Der Konzernchef kritisiert gleichzeitig auch die ersten, zu beobachtenden Flirts einiger europäischer Bahnbetreiber mit dem neuen chinesischen Riesen: "Natürlich ist die Verlockung da, billig einzukaufen."

Auswirkungen der Bahnaufträge auf den Arbeitsmarkt

Ein wichtiger Faktor im Bahnsektor sind auch die Auswirkungen auf den Arbeitsmarkt. Heute sind viele europäische Bahnbetreiber nicht mehr direkt in staatlicher Hand, doch der Einfluss von Staaten ist weiterhin groß. Und da wäre es eigentlich naheliegend, dass die öffentliche Hand mit Aufträgen den eigenen Arbeitsmarkt als Faktor berücksichtigt - eigentlich.
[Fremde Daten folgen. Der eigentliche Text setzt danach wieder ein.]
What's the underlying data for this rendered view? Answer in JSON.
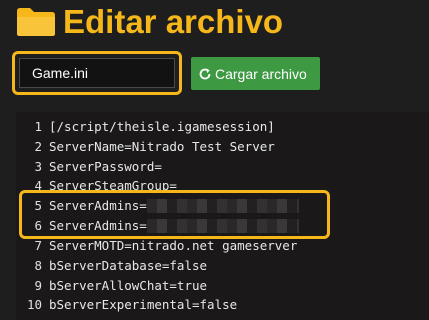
{
  "header": {
    "title": "Editar archivo",
    "icon": "folder-icon"
  },
  "file_input": {
    "value": "Game.ini"
  },
  "load_button": {
    "label": "Cargar archivo",
    "icon": "refresh-icon"
  },
  "colors": {
    "accent": "#f5b71a",
    "button": "#3d9a42",
    "background": "#1e1e1e"
  },
  "editor": {
    "lines": [
      {
        "num": "1",
        "text": "[/script/theisle.igamesession]"
      },
      {
        "num": "2",
        "text": "ServerName=Nitrado Test Server"
      },
      {
        "num": "3",
        "text": "ServerPassword="
      },
      {
        "num": "4",
        "text": "ServerSteamGroup="
      },
      {
        "num": "5",
        "text": "ServerAdmins="
      },
      {
        "num": "6",
        "text": "ServerAdmins="
      },
      {
        "num": "7",
        "text": "ServerMOTD=nitrado.net gameserver"
      },
      {
        "num": "8",
        "text": "bServerDatabase=false"
      },
      {
        "num": "9",
        "text": "bServerAllowChat=true"
      },
      {
        "num": "10",
        "text": "bServerExperimental=false"
      }
    ]
  }
}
Tatsächlich hat die Deutsche Bahn vor eineinhalb Jahren demonstrativ ein Einkaufsbüro in China eröffnet. "Wir suchen weltweit nach Lieferanten mit innovativen Produkten", meinte damals Uwe Günther, Chefeinkäufer der Deutschen Bahn.

"Eine Schieflage gegenüber China"

Auch mit den politisch Verantwortlichen geht Hesoun hart ins Gericht. "Wir sind zunehmend mit der Situation konfrontiert, dass der Markt nicht mehr wie ein freier Markt funktioniert." Europa habe die Tendez, völlig offen zu agieren und diese Offenheit sei lobenswert, so Hesoun: "Währenddessen schrauben die USA an Zugangsbeschränkungen, und China hat hier komplett eigene Regeln. Wenn man die Situation anschaut, die China in Europa vorfindet und diese mit den Bedingungen vergleicht, die China den Europäern bei sich zu Hause bietet, dann ist die Schieflage offensichtlich. Es geht hier um einen nachhaltigen Zugriff auf unsere Technologie."
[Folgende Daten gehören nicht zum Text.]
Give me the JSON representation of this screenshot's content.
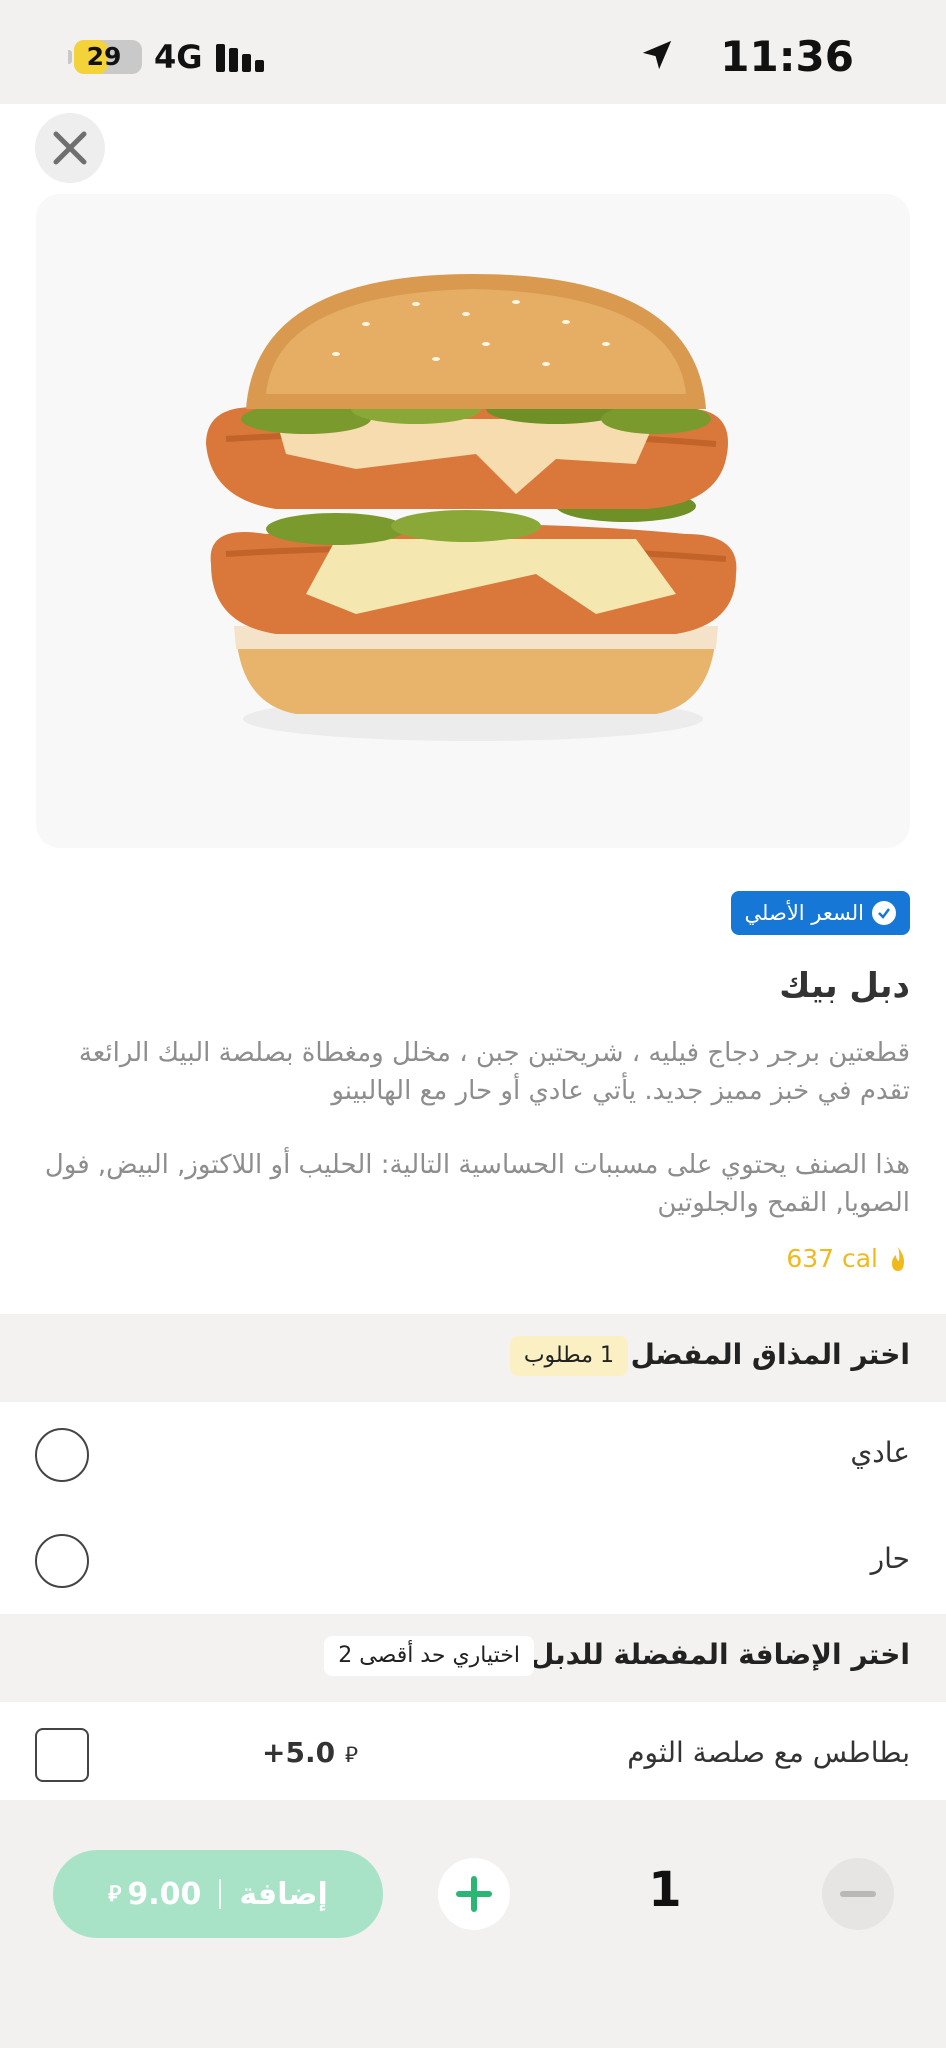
{
  "status_bar": {
    "battery": "29",
    "battery_level": 0.5,
    "network": "4G",
    "time": "11:36"
  },
  "product": {
    "badge": "السعر الأصلي",
    "name": "دبل بيك",
    "description": "قطعتين برجر  دجاج فيليه ، شريحتين جبن ، مخلل ومغطاة بصلصة البيك الرائعة تقدم في خبز مميز جديد. يأتي عادي أو حار مع الهالبينو",
    "allergens": "هذا الصنف يحتوي على مسببات الحساسية التالية: الحليب أو اللاكتوز, البيض, فول الصويا, القمح والجلوتين",
    "calories": "637 cal"
  },
  "sections": [
    {
      "title": "اختر المذاق المفضل",
      "tag": "1 مطلوب",
      "options": [
        {
          "label": "عادي"
        },
        {
          "label": "حار"
        }
      ]
    },
    {
      "title": "اختر الإضافة المفضلة للدبل",
      "tag": "اختياري حد أقصى 2",
      "options": [
        {
          "label": "بطاطس مع صلصة الثوم",
          "price": "+5.0"
        }
      ]
    }
  ],
  "bottom_bar": {
    "add_label": "إضافة",
    "price": "9.00",
    "quantity": "1"
  },
  "colors": {
    "badge": "#1677d6",
    "accent_green": "#2bb673",
    "add_button": "#a8e3c8",
    "calories": "#f0b91c"
  }
}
Parallelen zur Stahlindustrie und der Versorgung mit Rohstoffen

Der Manager veweist dabei auch auf die Entwicklung der europäischen Stahlindustrie, die bekanntlich mit der Einfuhr von Billigstahl aus Übersee seit vielen Jahren massive Verwerfungen hinnehmen muss - was in diesen Tagen die zwei Stahlriesen Thyssenkrupp und Tata wieder mit einer Fusion zu beantworten suchen. Auch auf dem Rohstoffmarkt seien Parallelen zu erkennen, meint Hesoun und deutet die Situation bei Seltenen Erden an, die inzwischen chinesische Förderer beherrschen: "Wenn dann eine Seite in einem bestimmten Segment ein Monopol erreicht hat, ist es zu spät."